Background

Before regional distinctions formed, barbecue abided by a simpler set of instructions—it was merely smoked meat (any type that was available) cooked outside, intended for large groups of people.“Barbecue as we know it today is a combination of Western European meets Native American techniques,” says Robert Moss, the author of Barbecue: The History of an American Institution, the first full-length history on the subject.

Barbecue as we know it today is a combination of Western European meets Native American techniques. — Robert Moss, the author of Barbecue: The History of an American Institution

Despite its deep association with the South, the practice initially took hold along the Atlantic Coast in North America. “Around the turn of the 18th century, Spanish and British colonists were cooking meat barbecue-style along the coast,” Moss says. “Some of the earliest mentions of barbecue came from New England.” From there, it spread to Virginia, where it evolved to become one of the primary forms of social entertainment. It continued southwards, down to the Appalachians and Carolinas; to Georgia and Alabama, Tennessee, Kentucky; and eventually, by the 1840s, to Mississippi and Texas.
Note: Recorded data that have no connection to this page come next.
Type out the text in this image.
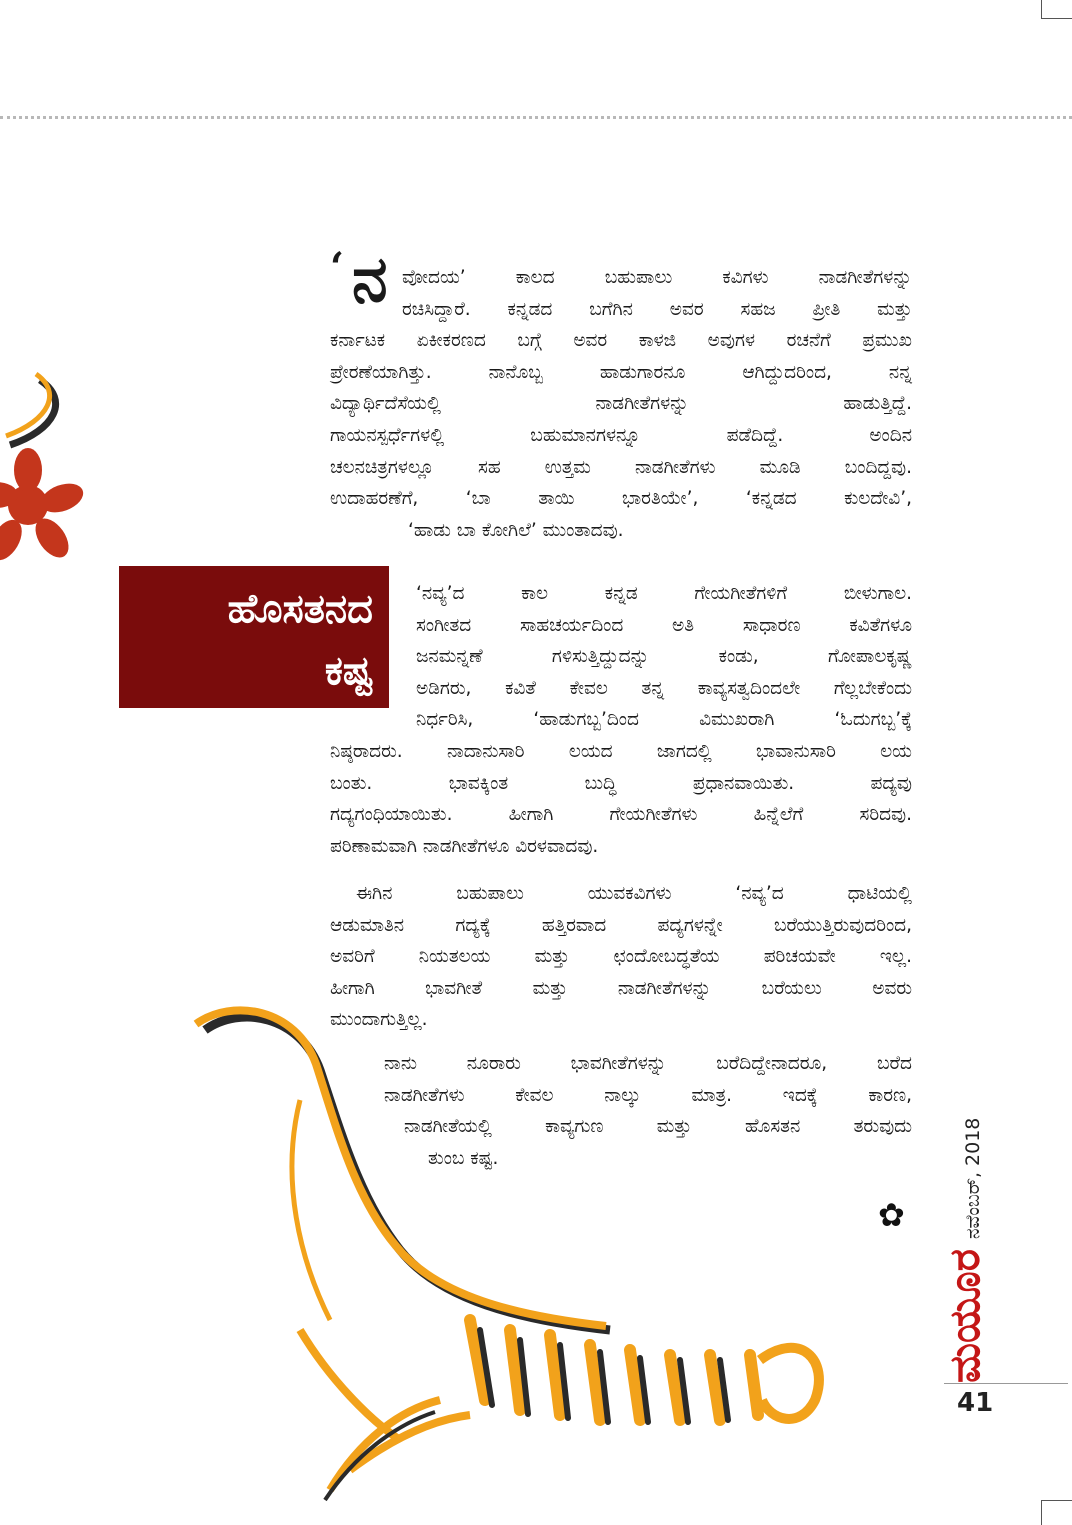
‘ ನ ವೋದಯ’ ಕಾಲದ ಬಹುಪಾಲು ಕವಿಗಳು ನಾಡಗೀತೆಗಳನ್ನು
ರಚಿಸಿದ್ದಾರೆ. ಕನ್ನಡದ ಬಗೆಗಿನ ಅವರ ಸಹಜ ಪ್ರೀತಿ ಮತ್ತು
ಕರ್ನಾಟಕ ಏಕೀಕರಣದ ಬಗ್ಗೆ ಅವರ ಕಾಳಜಿ ಅವುಗಳ ರಚನೆಗೆ ಪ್ರಮುಖ
ಪ್ರೇರಣೆಯಾಗಿತ್ತು. ನಾನೊಬ್ಬ ಹಾಡುಗಾರನೂ ಆಗಿದ್ದುದರಿಂದ, ನನ್ನ
ವಿದ್ಯಾರ್ಥಿದೆಸೆಯಲ್ಲಿ ನಾಡಗೀತೆಗಳನ್ನು ಹಾಡುತ್ತಿದ್ದೆ.
ಗಾಯನಸ್ಪರ್ಧೆಗಳಲ್ಲಿ ಬಹುಮಾನಗಳನ್ನೂ ಪಡೆದಿದ್ದೆ. ಅಂದಿನ
ಚಲನಚಿತ್ರಗಳಲ್ಲೂ ಸಹ ಉತ್ತಮ ನಾಡಗೀತೆಗಳು ಮೂಡಿ ಬಂದಿದ್ದವು.
ಉದಾಹರಣೆಗೆ, ‘ಬಾ ತಾಯಿ ಭಾರತಿಯೇ’, ‘ಕನ್ನಡದ ಕುಲದೇವಿ’,
‘ಹಾಡು ಬಾ ಕೋಗಿಲೆ’ ಮುಂತಾದವು.
ಹೊಸತನದ
ಕಷ್ಟ
‘ನವ್ಯ’ದ ಕಾಲ ಕನ್ನಡ ಗೇಯಗೀತೆಗಳಿಗೆ ಬೀಳುಗಾಲ.
ಸಂಗೀತದ ಸಾಹಚರ್ಯದಿಂದ ಅತಿ ಸಾಧಾರಣ ಕವಿತೆಗಳೂ
ಜನಮನ್ನಣೆ ಗಳಿಸುತ್ತಿದ್ದುದನ್ನು ಕಂಡು, ಗೋಪಾಲಕೃಷ್ಣ
ಅಡಿಗರು, ಕವಿತೆ ಕೇವಲ ತನ್ನ ಕಾವ್ಯಸತ್ವದಿಂದಲೇ ಗೆಲ್ಲಬೇಕೆಂದು
ನಿರ್ಧರಿಸಿ, ‘ಹಾಡುಗಬ್ಬ’ದಿಂದ ವಿಮುಖರಾಗಿ ‘ಓದುಗಬ್ಬ’ಕ್ಕೆ
ನಿಷ್ಠರಾದರು. ನಾದಾನುಸಾರಿ ಲಯದ ಜಾಗದಲ್ಲಿ ಭಾವಾನುಸಾರಿ ಲಯ
ಬಂತು. ಭಾವಕ್ಕಿಂತ ಬುದ್ಧಿ ಪ್ರಧಾನವಾಯಿತು. ಪದ್ಯವು
ಗದ್ಯಗಂಧಿಯಾಯಿತು. ಹೀಗಾಗಿ ಗೇಯಗೀತೆಗಳು ಹಿನ್ನೆಲೆಗೆ ಸರಿದವು.
ಪರಿಣಾಮವಾಗಿ ನಾಡಗೀತೆಗಳೂ ವಿರಳವಾದವು.
ಈಗಿನ ಬಹುಪಾಲು ಯುವಕವಿಗಳು ‘ನವ್ಯ’ದ ಧಾಟಿಯಲ್ಲಿ
ಆಡುಮಾತಿನ ಗದ್ಯಕ್ಕೆ ಹತ್ತಿರವಾದ ಪದ್ಯಗಳನ್ನೇ ಬರೆಯುತ್ತಿರುವುದರಿಂದ,
ಅವರಿಗೆ ನಿಯತಲಯ ಮತ್ತು ಛಂದೋಬದ್ಧತೆಯ ಪರಿಚಯವೇ ಇಲ್ಲ.
ಹೀಗಾಗಿ ಭಾವಗೀತೆ ಮತ್ತು ನಾಡಗೀತೆಗಳನ್ನು ಬರೆಯಲು ಅವರು
ಮುಂದಾಗುತ್ತಿಲ್ಲ.
ನಾನು ನೂರಾರು ಭಾವಗೀತೆಗಳನ್ನು ಬರೆದಿದ್ದೇನಾದರೂ, ಬರೆದ
ನಾಡಗೀತೆಗಳು ಕೇವಲ ನಾಲ್ಕು ಮಾತ್ರ. ಇದಕ್ಕೆ ಕಾರಣ,
ನಾಡಗೀತೆಯಲ್ಲಿ ಕಾವ್ಯಗುಣ ಮತ್ತು ಹೊಸತನ ತರುವುದು
ತುಂಬ ಕಷ್ಟ.
✿
ಮಯೂರ
ನವೆಂಬರ್, 2018
41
“Barbecue just got bigger and bigger in the 19th century and was more formalized as a social ritual,” Moss says. “It was standard during elections and became a way for the community to celebrate the Fourth of July in the South. Hundreds to thousands of people would come to roast cows, pigs, and sheep.

Election candidates and public officials were quick to utilize the barbecue to their advantage. “It was the best way to get a bunch of people together to hear your message,” Moss notes. “Barbecues would become partisan debate affairs and also a form of civic celebration.
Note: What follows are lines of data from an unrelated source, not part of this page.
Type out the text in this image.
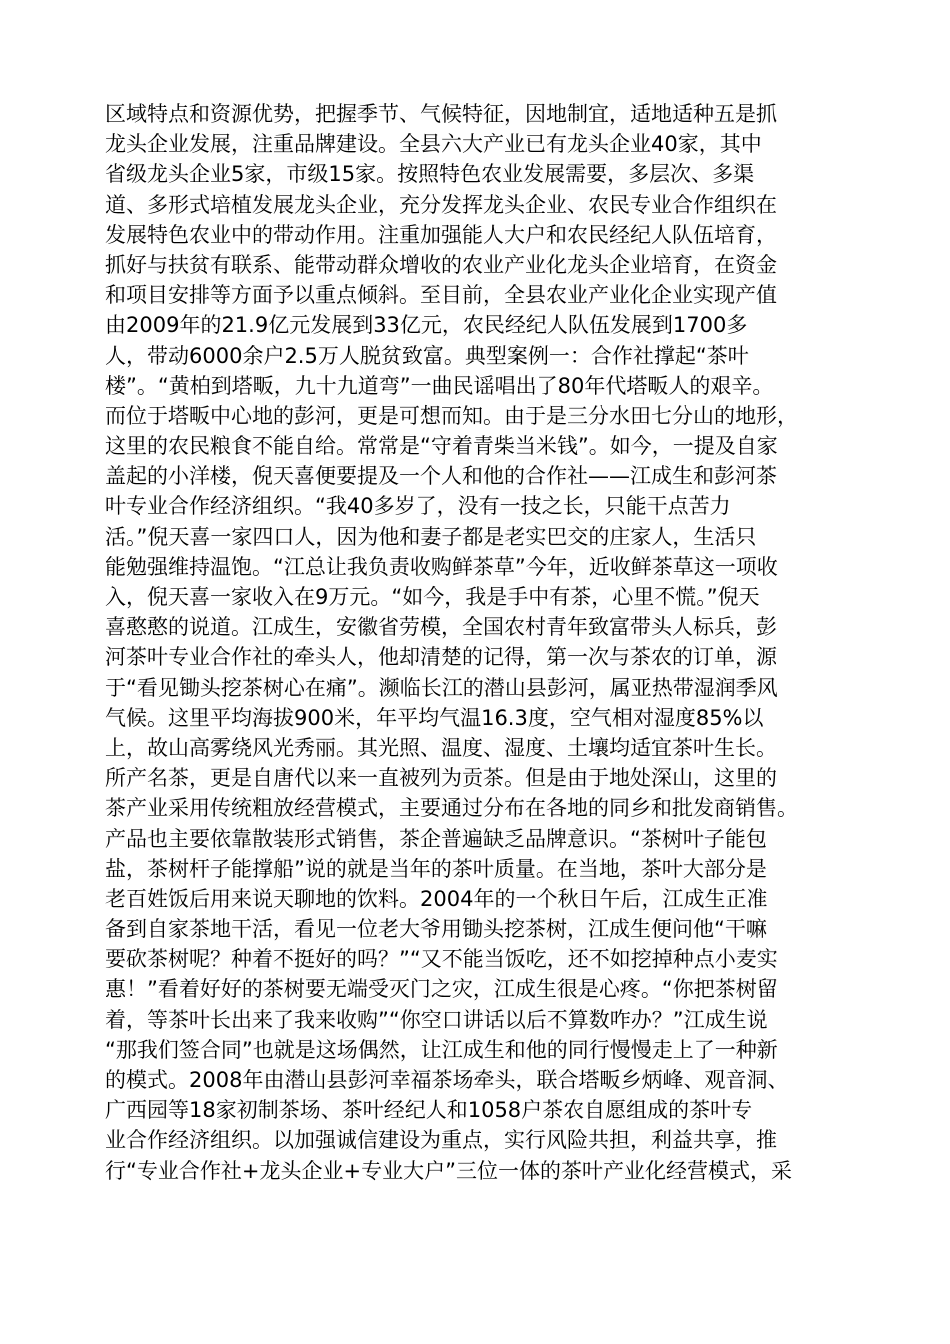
区域特点和资源优势，把握季节、气候特征，因地制宜，适地适种五是抓
龙头企业发展，注重品牌建设。全县六大产业已有龙头企业40家，其中
省级龙头企业5家，市级15家。按照特色农业发展需要，多层次、多渠
道、多形式培植发展龙头企业，充分发挥龙头企业、农民专业合作组织在
发展特色农业中的带动作用。注重加强能人大户和农民经纪人队伍培育，
抓好与扶贫有联系、能带动群众增收的农业产业化龙头企业培育，在资金
和项目安排等方面予以重点倾斜。至目前，全县农业产业化企业实现产值
由2009年的21.9亿元发展到33亿元，农民经纪人队伍发展到1700多
人，带动6000余户2.5万人脱贫致富。典型案例一：合作社撑起“茶叶
楼”。“黄柏到塔畈，九十九道弯”一曲民谣唱出了80年代塔畈人的艰辛。
而位于塔畈中心地的彭河，更是可想而知。由于是三分水田七分山的地形，
这里的农民粮食不能自给。常常是“守着青柴当米钱”。如今，一提及自家
盖起的小洋楼，倪天喜便要提及一个人和他的合作社——江成生和彭河茶
叶专业合作经济组织。“我40多岁了，没有一技之长，只能干点苦力
活。”倪天喜一家四口人，因为他和妻子都是老实巴交的庄家人，生活只
能勉强维持温饱。“江总让我负责收购鲜茶草”今年，近收鲜茶草这一项收
入，倪天喜一家收入在9万元。“如今，我是手中有茶，心里不慌。”倪天
喜憨憨的说道。江成生，安徽省劳模，全国农村青年致富带头人标兵，彭
河茶叶专业合作社的牵头人，他却清楚的记得，第一次与茶农的订单，源
于“看见锄头挖茶树心在痛”。濒临长江的潜山县彭河，属亚热带湿润季风
气候。这里平均海拔900米，年平均气温16.3度，空气相对湿度85%以
上，故山高雾绕风光秀丽。其光照、温度、湿度、土壤均适宜茶叶生长。
所产名茶，更是自唐代以来一直被列为贡茶。但是由于地处深山，这里的
茶产业采用传统粗放经营模式，主要通过分布在各地的同乡和批发商销售。
产品也主要依靠散装形式销售，茶企普遍缺乏品牌意识。“茶树叶子能包
盐，茶树杆子能撑船”说的就是当年的茶叶质量。在当地，茶叶大部分是
老百姓饭后用来说天聊地的饮料。2004年的一个秋日午后，江成生正准
备到自家茶地干活，看见一位老大爷用锄头挖茶树，江成生便问他“干嘛
要砍茶树呢？种着不挺好的吗？”“又不能当饭吃，还不如挖掉种点小麦实
惠！”看着好好的茶树要无端受灭门之灾，江成生很是心疼。“你把茶树留
着，等茶叶长出来了我来收购”“你空口讲话以后不算数咋办？”江成生说
“那我们签合同”也就是这场偶然，让江成生和他的同行慢慢走上了一种新
的模式。2008年由潜山县彭河幸福茶场牵头，联合塔畈乡炳峰、观音洞、
广西园等18家初制茶场、茶叶经纪人和1058户茶农自愿组成的茶叶专
业合作经济组织。以加强诚信建设为重点，实行风险共担，利益共享，推
行“专业合作社+龙头企业+专业大户”三位一体的茶叶产业化经营模式，采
Political opponents weren't the only thing being roasted.

A 19th-century roast relied on whatever was available. “There was no refrigeration at all, and it was whatever livestock they had on stand that they could spare.” (Think sheep, lambs, goats, venison, and turkey.) “It would be butchered on-site, dressed, and then put on the pits. The animals would be laid on wood poles or iron bars. There was a basting sauce that was some combination of butter, vinegar, salt, and red pepper.”

“Toward the end of the 19th century, some of the barbecue men became famous. They would start cooking barbecue and bringing it into town for the weekend.” Thus began the tradition of roadside barbecue stands, which eventually paved the way for restaurants.

There was no refrigeration at all, and it was whatever livestock they had on stand that they could spare.

“It evolved over time,” Moss says. “The earliest restaurants were cooking meat in a trench dug into the ground. Around the 1920s and 1930s, restaurants started building permanent brick pits.” This evolution helped fuel the rivalries between regional styles.

“Each region got its own style of restaurant because if you’re cooking on a weekly or daily basis, you have to settle on a specific cut,” Moss says. Barbecue joints ended up focusing on the one or two meats that were most common in their area, as well as sides like watermelon and bread that wouldn’t spoil.

Slowly, various restaurants started to develop their own signature flourishes, including distinct sauces. North Carolina touted slaw and hush puppies. Texans vouched for brisket with onions and pickles.

Barbecue was on the rise.

“The barbecue restaurant dominated the American restaurant market form the ’30s to the ’50s. It spread all along the Florida roadsides to California. By the late 19th century to the 20th century, it had gone everywhere except for the Northeast,” Moss said.

But a new dining trend would soon come along to crush barbecue’s reign. That nemesis? Fast food.

“In the ’50s, Burger King and McDonald’s came on the scene. McDonald’s actually began as a barbecue joint; that was their specialty. But because it was a tight margin and a really competitive scene, they shut down their restaurant for a couple of months and replaced it with burgers, fries, and shakes. They cut their prices and made up for it in volume,” Moss says.

McDonald’s actually began as a barbecue joint; that was their specialty. But because it was a tight margin and a really competitive scene, they shut down their restaurant for a couple of months and replaced it with burgers, fries, and shakes.

By the ’60s and ’70s, it was getting harder for pitmasters to make a living. The main issue was that, unlike the increasingly popular fast-food joints, barbecue took an extremely long time to make. The food simply could not compete.

It wasn’t until the 1980s that people started to rediscover barbecue. A variety of factors played a role in this revival, including the competition barbecue circuit and the Food Network. These days, a lot of classically trained chefs are interested in cooking with wood again.